Lorsque vous achetez une parcelle dans le but d’y construire une maison, vérifiez bien qu’elle est viabilisable et demandez un certificat d’urbanisme qui vous indiquera les modalités de viabilisation ainsi que les différentes taxes que vous aurez à payer.

Le terrassement est l’étape où l’on creuse, déblaye, remblaye et transporte la terre de manière à niveler le terrain pour la future construction et les aménagements extérieurs. Le terrassement nécessite un outillage spécifique, par exemple une mini-pelle, un niveau laser…

La pose des réseaux est très réglementée, renseignez-vous bien à ce sujet. On retrouve un grand nombre de réseaux : eau, électricité, gaz, téléphone, assainissement, tout-à-l’égout… La profondeur et l’espacement de chacun sont définis : réalisez des plans, vérifiez les croisements et placez les tranchées qui les accueilleront.

Questions à se poser

Puis-je trouver une astuce pour limiter les frais en adaptant mon projet à la nature de mon terrain (fondations sur pilotis ou pieux métalliques, matériaux adaptés, drains…) ?

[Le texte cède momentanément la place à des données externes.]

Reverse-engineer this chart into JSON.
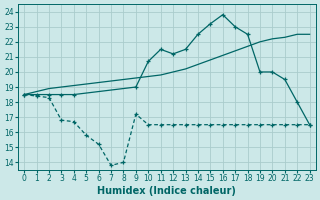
{
  "xlabel": "Humidex (Indice chaleur)",
  "bg_color": "#cce8e8",
  "grid_color": "#aacccc",
  "line_color": "#006666",
  "xlim": [
    -0.5,
    23.5
  ],
  "ylim": [
    13.5,
    24.5
  ],
  "yticks": [
    14,
    15,
    16,
    17,
    18,
    19,
    20,
    21,
    22,
    23,
    24
  ],
  "xticks": [
    0,
    1,
    2,
    3,
    4,
    5,
    6,
    7,
    8,
    9,
    10,
    11,
    12,
    13,
    14,
    15,
    16,
    17,
    18,
    19,
    20,
    21,
    22,
    23
  ],
  "line1_x": [
    0,
    1,
    2,
    3,
    4,
    5,
    6,
    7,
    8,
    9,
    10,
    11,
    12,
    13,
    14,
    15,
    16,
    17,
    18,
    19,
    20,
    21,
    22,
    23
  ],
  "line1_y": [
    18.5,
    18.7,
    18.9,
    19.0,
    19.1,
    19.2,
    19.3,
    19.4,
    19.5,
    19.6,
    19.7,
    19.8,
    20.0,
    20.2,
    20.5,
    20.8,
    21.1,
    21.4,
    21.7,
    22.0,
    22.2,
    22.3,
    22.5,
    22.5
  ],
  "line2_x": [
    0,
    1,
    2,
    3,
    4,
    9,
    10,
    11,
    12,
    13,
    14,
    15,
    16,
    17,
    18,
    19,
    20,
    21,
    22,
    23
  ],
  "line2_y": [
    18.5,
    18.5,
    18.5,
    18.5,
    18.5,
    19.0,
    20.7,
    21.5,
    21.2,
    21.5,
    22.5,
    23.2,
    23.8,
    23.0,
    22.5,
    20.0,
    20.0,
    19.5,
    18.0,
    16.5
  ],
  "line3_x": [
    0,
    1,
    2,
    3,
    4,
    5,
    6,
    7,
    8,
    9,
    10,
    11,
    12,
    13,
    14,
    15,
    16,
    17,
    18,
    19,
    20,
    21,
    22,
    23
  ],
  "line3_y": [
    18.5,
    18.4,
    18.3,
    16.8,
    16.7,
    15.8,
    15.2,
    13.8,
    14.0,
    17.2,
    16.5,
    16.5,
    16.5,
    16.5,
    16.5,
    16.5,
    16.5,
    16.5,
    16.5,
    16.5,
    16.5,
    16.5,
    16.5,
    16.5
  ],
  "font_size_label": 7,
  "font_size_tick": 5.5
}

Ai-je optimisé mes réseaux ? En fonction de l’éloignement des réseaux existants, des limites de propriété et de l’emplacement de la maison sur le terrain. Attention, la viabilisation et les frais de raccordement peuvent énormément varier et monter à plus de 15000 € !

Points de vigilance

Selon la nature du sol, le coût du terrassement peut vite devenir très important. N’hésitez pas à demander une étude de faisabilité en amont pour ne pas avoir de mauvaises surprises.